‘Right,’ said Keiran, holding out a plain stick in front of him. Beatrix was rather taken aback - she had at least expected something that looked like a sword. And maybe one each?
‘It’s not what you think it is,’ he said with a smile. ‘What you have to do is try and get this stick off me.’
‘Is that all?’
He laughed. ‘It’s not as easy as it seems. But - go ahead and try!’
Steeling herself, and wondering what catch there was, Beatrix placed both hands on the stick and pulled. Hard. The stick didn’t even move! Keiran’s smile widened.
‘I’m never going to get it off you! You’re ten times stronger than me!’
‘Then don’t use force. Try widening your grasp, too.’
She blinked. ‘I beg your pardon?’
‘Your hands - they’re too close together. You’ll never get it off me like that.’
Frowning slightly, Beatrix followed his advice and places her hands further apart on the stick.
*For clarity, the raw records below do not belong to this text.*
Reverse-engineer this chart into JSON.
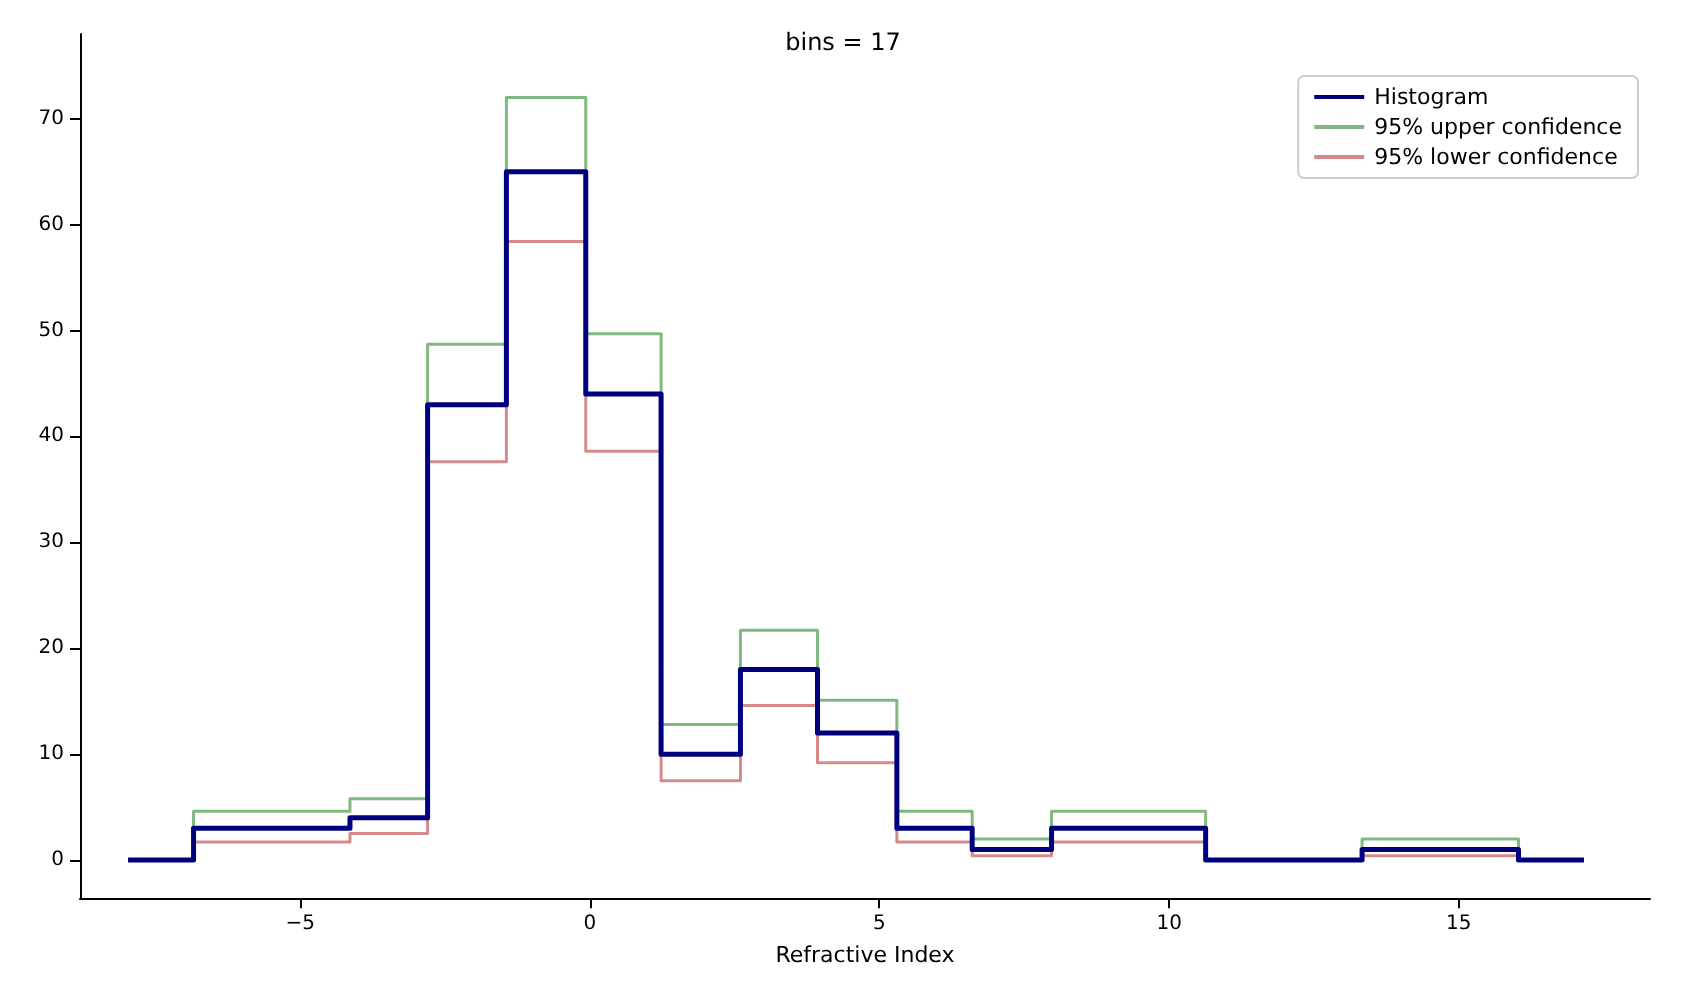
{
  "chart_data": {
    "type": "step",
    "title": "bins = 17",
    "xlabel": "Refractive Index",
    "xlim": [
      -8.8,
      18.3
    ],
    "ylim": [
      -3.6,
      78
    ],
    "xticks": [
      -5,
      0,
      5,
      10,
      15
    ],
    "yticks": [
      0,
      10,
      20,
      30,
      40,
      50,
      60,
      70
    ],
    "grid": false,
    "legend": "top right",
    "line_style": "solid",
    "marker": "none",
    "x": [
      -7.97,
      -6.84,
      -4.14,
      -2.8,
      -1.44,
      -0.07,
      1.23,
      2.6,
      3.93,
      5.3,
      6.6,
      7.97,
      10.63,
      13.33,
      16.03,
      17.16
    ],
    "series": [
      {
        "name": "Histogram",
        "color": "#00007f",
        "values": [
          0,
          3,
          4,
          43,
          65,
          44,
          10,
          18,
          12,
          3,
          1,
          3,
          0,
          1,
          0,
          0
        ]
      },
      {
        "name": "95% upper confidence",
        "color": "#7fb97f",
        "values": [
          0,
          4.6,
          5.8,
          48.7,
          72,
          49.7,
          12.8,
          21.7,
          15.1,
          4.6,
          2,
          4.6,
          0,
          2,
          0,
          0
        ]
      },
      {
        "name": "95% lower confidence",
        "color": "#d58a8a",
        "values": [
          0,
          1.7,
          2.5,
          37.6,
          58.4,
          38.6,
          7.5,
          14.6,
          9.2,
          1.7,
          0.4,
          1.7,
          0,
          0.4,
          0,
          0
        ]
      }
    ]
  }
}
She gave it an experimentary tug, but it didn’t move any more than last time.
‘Try pushing,’ Keiran suggested lightly.
Gritting her teeth, she pushed with all her might, but he simply took a step back, moving his weight in such a way that threw her off-balance.
‘This is ridiculous,’ she muttered.
‘No, it’s not, actually. Once you’ve got this concept, you’ll understand its worth. This is what gives us the edge over the guardsmen.’
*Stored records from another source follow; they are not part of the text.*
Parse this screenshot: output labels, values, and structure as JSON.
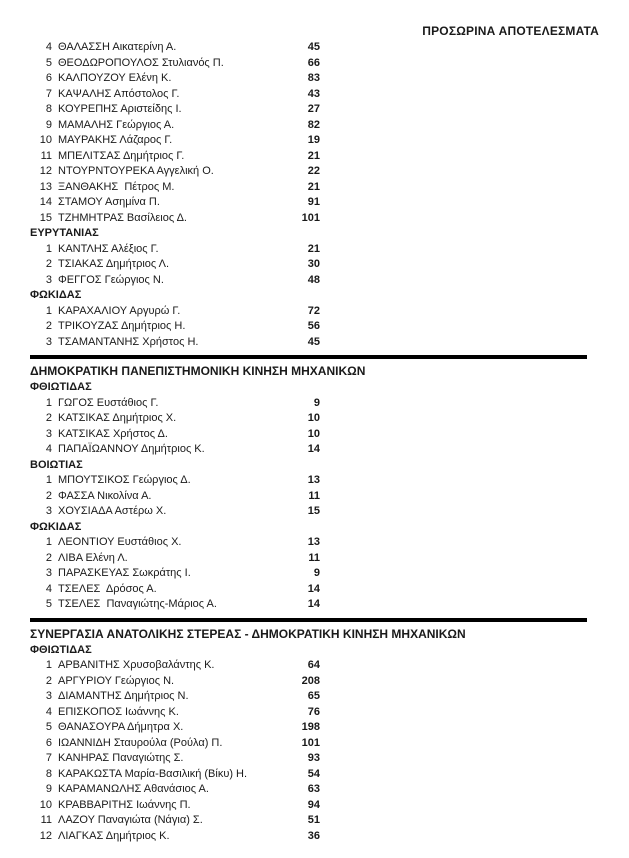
{
  "page_title": "ΠΡΟΣΩΡΙΝΑ ΑΠΟΤΕΛΕΣΜΑΤΑ",
  "colors": {
    "text": "#1a1a1a",
    "background": "#ffffff",
    "divider": "#000000"
  },
  "blocks": [
    {
      "party": "",
      "sections": [
        {
          "name": "",
          "rows": [
            [
              "4",
              "ΘΑΛΑΣΣΗ Αικατερίνη Α.",
              "45"
            ],
            [
              "5",
              "ΘΕΟΔΩΡΟΠΟΥΛΟΣ Στυλιανός Π.",
              "66"
            ],
            [
              "6",
              "ΚΑΛΠΟΥΖΟΥ Ελένη Κ.",
              "83"
            ],
            [
              "7",
              "ΚΑΨΑΛΗΣ Απόστολος Γ.",
              "43"
            ],
            [
              "8",
              "ΚΟΥΡΕΠΗΣ Αριστείδης Ι.",
              "27"
            ],
            [
              "9",
              "ΜΑΜΑΛΗΣ Γεώργιος Α.",
              "82"
            ],
            [
              "10",
              "ΜΑΥΡΑΚΗΣ Λάζαρος Γ.",
              "19"
            ],
            [
              "11",
              "ΜΠΕΛΙΤΣΑΣ Δημήτριος Γ.",
              "21"
            ],
            [
              "12",
              "ΝΤΟΥΡΝΤΟΥΡΕΚΑ Αγγελική Ο.",
              "22"
            ],
            [
              "13",
              "ΞΑΝΘΑΚΗΣ  Πέτρος Μ.",
              "21"
            ],
            [
              "14",
              "ΣΤΑΜΟΥ Ασημίνα Π.",
              "91"
            ],
            [
              "15",
              "ΤΖΗΜΗΤΡΑΣ Βασίλειος Δ.",
              "101"
            ]
          ]
        },
        {
          "name": "ΕΥΡΥΤΑΝΙΑΣ",
          "rows": [
            [
              "1",
              "ΚΑΝΤΛΗΣ Αλέξιος Γ.",
              "21"
            ],
            [
              "2",
              "ΤΣΙΑΚΑΣ Δημήτριος Λ.",
              "30"
            ],
            [
              "3",
              "ΦΕΓΓΟΣ Γεώργιος Ν.",
              "48"
            ]
          ]
        },
        {
          "name": "ΦΩΚΙΔΑΣ",
          "rows": [
            [
              "1",
              "ΚΑΡΑΧΑΛΙΟΥ Αργυρώ Γ.",
              "72"
            ],
            [
              "2",
              "ΤΡΙΚΟΥΖΑΣ Δημήτριος Η.",
              "56"
            ],
            [
              "3",
              "ΤΣΑΜΑΝΤΑΝΗΣ Χρήστος Η.",
              "45"
            ]
          ]
        }
      ]
    },
    {
      "party": "ΔΗΜΟΚΡΑΤΙΚΗ ΠΑΝΕΠΙΣΤΗΜΟΝΙΚΗ ΚΙΝΗΣΗ ΜΗΧΑΝΙΚΩΝ",
      "sections": [
        {
          "name": "ΦΘΙΩΤΙΔΑΣ",
          "rows": [
            [
              "1",
              "ΓΩΓΟΣ Ευστάθιος Γ.",
              "9"
            ],
            [
              "2",
              "ΚΑΤΣΙΚΑΣ Δημήτριος Χ.",
              "10"
            ],
            [
              "3",
              "ΚΑΤΣΙΚΑΣ Χρήστος Δ.",
              "10"
            ],
            [
              "4",
              "ΠΑΠΑΪΩΑΝΝΟΥ Δημήτριος Κ.",
              "14"
            ]
          ]
        },
        {
          "name": "ΒΟΙΩΤΙΑΣ",
          "rows": [
            [
              "1",
              "ΜΠΟΥΤΣΙΚΟΣ Γεώργιος Δ.",
              "13"
            ],
            [
              "2",
              "ΦΑΣΣΑ Νικολίνα Α.",
              "11"
            ],
            [
              "3",
              "ΧΟΥΣΙΑΔΑ Αστέρω Χ.",
              "15"
            ]
          ]
        },
        {
          "name": "ΦΩΚΙΔΑΣ",
          "rows": [
            [
              "1",
              "ΛΕΟΝΤΙΟΥ Ευστάθιος Χ.",
              "13"
            ],
            [
              "2",
              "ΛΙΒΑ Ελένη Λ.",
              "11"
            ],
            [
              "3",
              "ΠΑΡΑΣΚΕΥΑΣ Σωκράτης Ι.",
              "9"
            ],
            [
              "4",
              "ΤΣΕΛΕΣ  Δρόσος Α.",
              "14"
            ],
            [
              "5",
              "ΤΣΕΛΕΣ  Παναγιώτης-Μάριος Α.",
              "14"
            ]
          ]
        }
      ]
    },
    {
      "party": "ΣΥΝΕΡΓΑΣΙΑ ΑΝΑΤΟΛΙΚΗΣ ΣΤΕΡΕΑΣ - ΔΗΜΟΚΡΑΤΙΚΗ ΚΙΝΗΣΗ ΜΗΧΑΝΙΚΩΝ",
      "sections": [
        {
          "name": "ΦΘΙΩΤΙΔΑΣ",
          "rows": [
            [
              "1",
              "ΑΡΒΑΝΙΤΗΣ Χρυσοβαλάντης Κ.",
              "64"
            ],
            [
              "2",
              "ΑΡΓΥΡΙΟΥ Γεώργιος Ν.",
              "208"
            ],
            [
              "3",
              "ΔΙΑΜΑΝΤΗΣ Δημήτριος Ν.",
              "65"
            ],
            [
              "4",
              "ΕΠΙΣΚΟΠΟΣ Ιωάννης Κ.",
              "76"
            ],
            [
              "5",
              "ΘΑΝΑΣΟΥΡΑ Δήμητρα Χ.",
              "198"
            ],
            [
              "6",
              "ΙΩΑΝΝΙΔΗ Σταυρούλα (Ρούλα) Π.",
              "101"
            ],
            [
              "7",
              "ΚΑΝΗΡΑΣ Παναγιώτης Σ.",
              "93"
            ],
            [
              "8",
              "ΚΑΡΑΚΩΣΤΑ Μαρία-Βασιλική (Βίκυ) Η.",
              "54"
            ],
            [
              "9",
              "ΚΑΡΑΜΑΝΩΛΗΣ Αθανάσιος Α.",
              "63"
            ],
            [
              "10",
              "ΚΡΑΒΒΑΡΙΤΗΣ Ιωάννης Π.",
              "94"
            ],
            [
              "11",
              "ΛΑΖΟΥ Παναγιώτα (Νάγια) Σ.",
              "51"
            ],
            [
              "12",
              "ΛΙΑΓΚΑΣ Δημήτριος Κ.",
              "36"
            ]
          ]
        }
      ]
    }
  ]
}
Beatrix, brow furrowed in concentration, attempted another push. This one, however, she directed over his shoulder. Suddenly she found herself sole possessor of the stick.
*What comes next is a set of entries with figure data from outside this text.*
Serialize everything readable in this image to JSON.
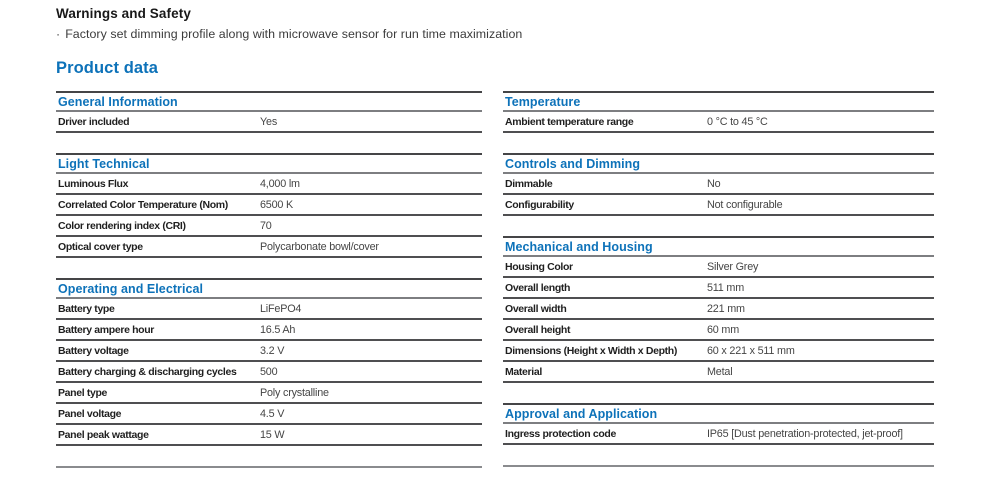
{
  "header": {
    "warnings_title": "Warnings and Safety",
    "bullet_glyph": "·",
    "warnings_bullet": "Factory set dimming profile along with microwave sensor for run time maximization",
    "product_data_title": "Product data"
  },
  "colors": {
    "accent_blue": "#0d72b9",
    "heading_dark": "#181818",
    "row_border": "#4f4f51"
  },
  "product_data": {
    "left_column": [
      {
        "title": "General Information",
        "rows": [
          {
            "label": "Driver included",
            "value": "Yes"
          }
        ]
      },
      {
        "title": "Light Technical",
        "rows": [
          {
            "label": "Luminous Flux",
            "value": "4,000 lm"
          },
          {
            "label": "Correlated Color Temperature (Nom)",
            "value": "6500 K"
          },
          {
            "label": "Color rendering index (CRI)",
            "value": "70"
          },
          {
            "label": "Optical cover type",
            "value": "Polycarbonate bowl/cover"
          }
        ]
      },
      {
        "title": "Operating and Electrical",
        "rows": [
          {
            "label": "Battery type",
            "value": "LiFePO4"
          },
          {
            "label": "Battery ampere hour",
            "value": "16.5 Ah"
          },
          {
            "label": "Battery voltage",
            "value": "3.2 V"
          },
          {
            "label": "Battery charging & discharging cycles",
            "value": "500"
          },
          {
            "label": "Panel type",
            "value": "Poly crystalline"
          },
          {
            "label": "Panel voltage",
            "value": "4.5 V"
          },
          {
            "label": "Panel peak wattage",
            "value": "15 W"
          }
        ]
      }
    ],
    "right_column": [
      {
        "title": "Temperature",
        "rows": [
          {
            "label": "Ambient temperature range",
            "value": "0 °C to 45 °C"
          }
        ]
      },
      {
        "title": "Controls and Dimming",
        "rows": [
          {
            "label": "Dimmable",
            "value": "No"
          },
          {
            "label": "Configurability",
            "value": "Not configurable"
          }
        ]
      },
      {
        "title": "Mechanical and Housing",
        "rows": [
          {
            "label": "Housing Color",
            "value": "Silver Grey"
          },
          {
            "label": "Overall length",
            "value": "511 mm"
          },
          {
            "label": "Overall width",
            "value": "221 mm"
          },
          {
            "label": "Overall height",
            "value": "60 mm"
          },
          {
            "label": "Dimensions (Height x Width x Depth)",
            "value": "60 x 221 x 511 mm"
          },
          {
            "label": "Material",
            "value": "Metal"
          }
        ]
      },
      {
        "title": "Approval and Application",
        "rows": [
          {
            "label": "Ingress protection code",
            "value": "IP65 [Dust penetration-protected, jet-proof]"
          }
        ]
      }
    ]
  }
}
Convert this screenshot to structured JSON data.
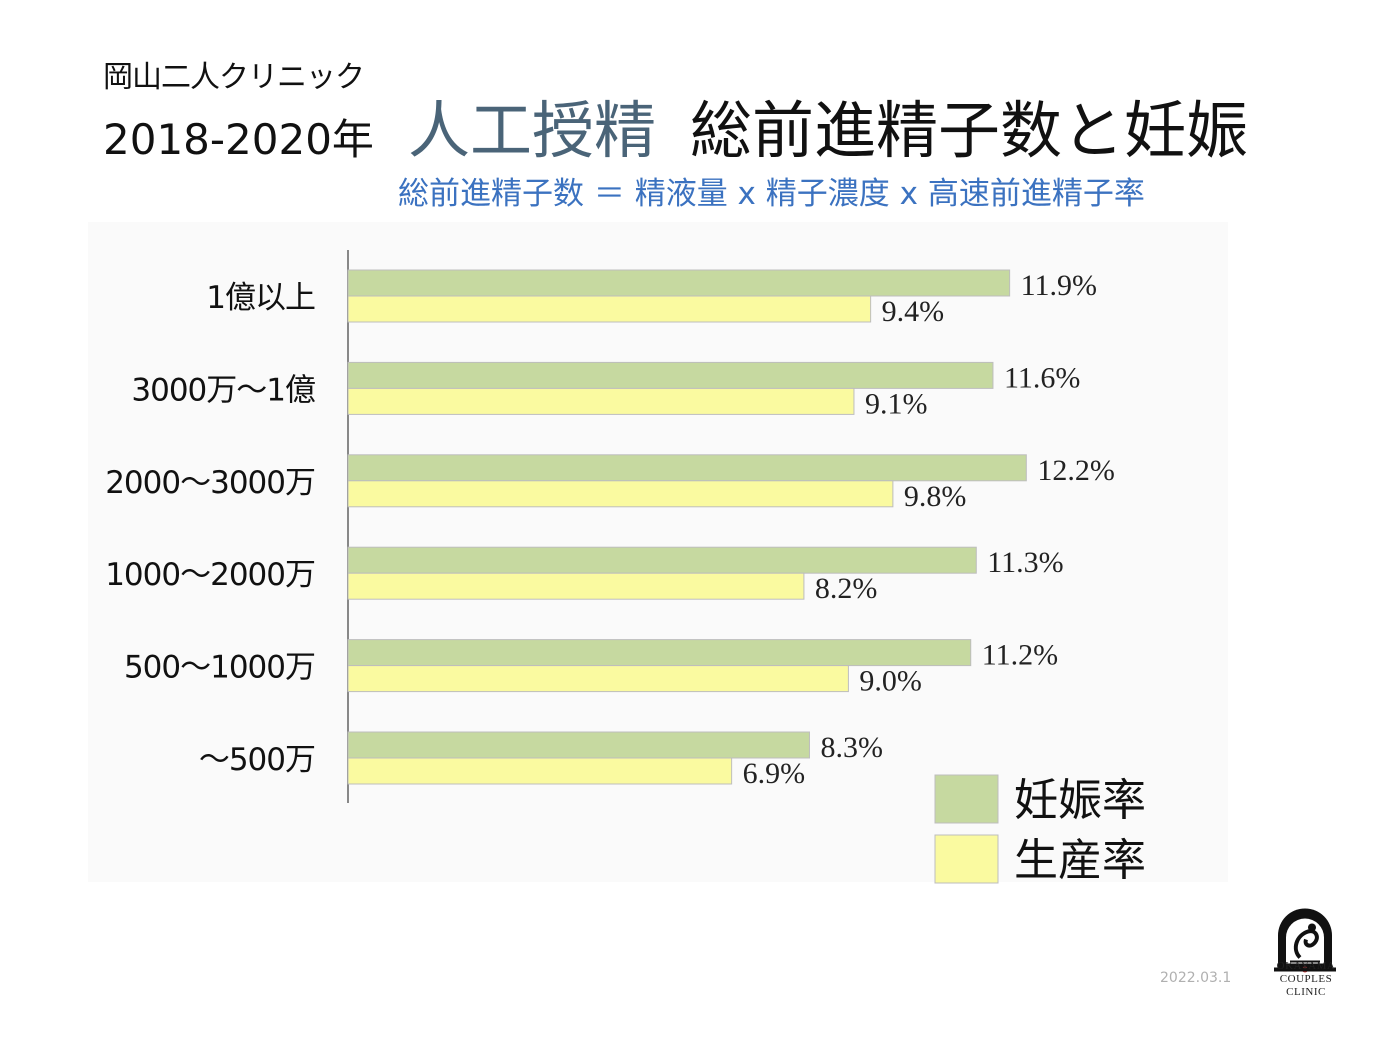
{
  "header": {
    "clinic_name": "岡山二人クリニック",
    "period": "2018-2020年",
    "title_part1": "人工授精",
    "title_part2": "総前進精子数と妊娠",
    "formula": "総前進精子数 ＝ 精液量 x 精子濃度 x 高速前進精子率"
  },
  "chart_data": {
    "type": "bar",
    "orientation": "horizontal",
    "categories": [
      "1億以上",
      "3000万～1億",
      "2000～3000万",
      "1000～2000万",
      "500～1000万",
      "～500万"
    ],
    "series": [
      {
        "name": "妊娠率",
        "values": [
          11.9,
          11.6,
          12.2,
          11.3,
          11.2,
          8.3
        ],
        "labels": [
          "11.9%",
          "11.6%",
          "12.2%",
          "11.3%",
          "11.2%",
          "8.3%"
        ],
        "color": "#c6d9a0"
      },
      {
        "name": "生産率",
        "values": [
          9.4,
          9.1,
          9.8,
          8.2,
          9.0,
          6.9
        ],
        "labels": [
          "9.4%",
          "9.1%",
          "9.8%",
          "8.2%",
          "9.0%",
          "6.9%"
        ],
        "color": "#fafaa0"
      }
    ],
    "xlim": [
      0,
      15
    ],
    "grid": false,
    "legend": "bottom-right"
  },
  "footer": {
    "date": "2022.03.1",
    "logo_lines": [
      "OKAYAMA",
      "COUPLES",
      "CLINIC"
    ]
  }
}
‘What? How did that happen? What did I do?’
Keiran laughed at the expression of delighted bewilderment on her face. ‘Well done! The point is that the human body can only bend so far. There are certain parts of the body that, if you gain control over them, you can make the person do whatever you want. The head, for instance. If I grabbed hold of your head, you wouldn’t be able to move much apart from where I directed you. Following me so far?’
‘I think so.’
‘Right. So if you can get your opponent in a position that forces their body to bend too far, you’ll win every time. It’s this getting control that’s the clever bit. That’s the theory, anyway. And it works. You never know - it might just save your life one day.’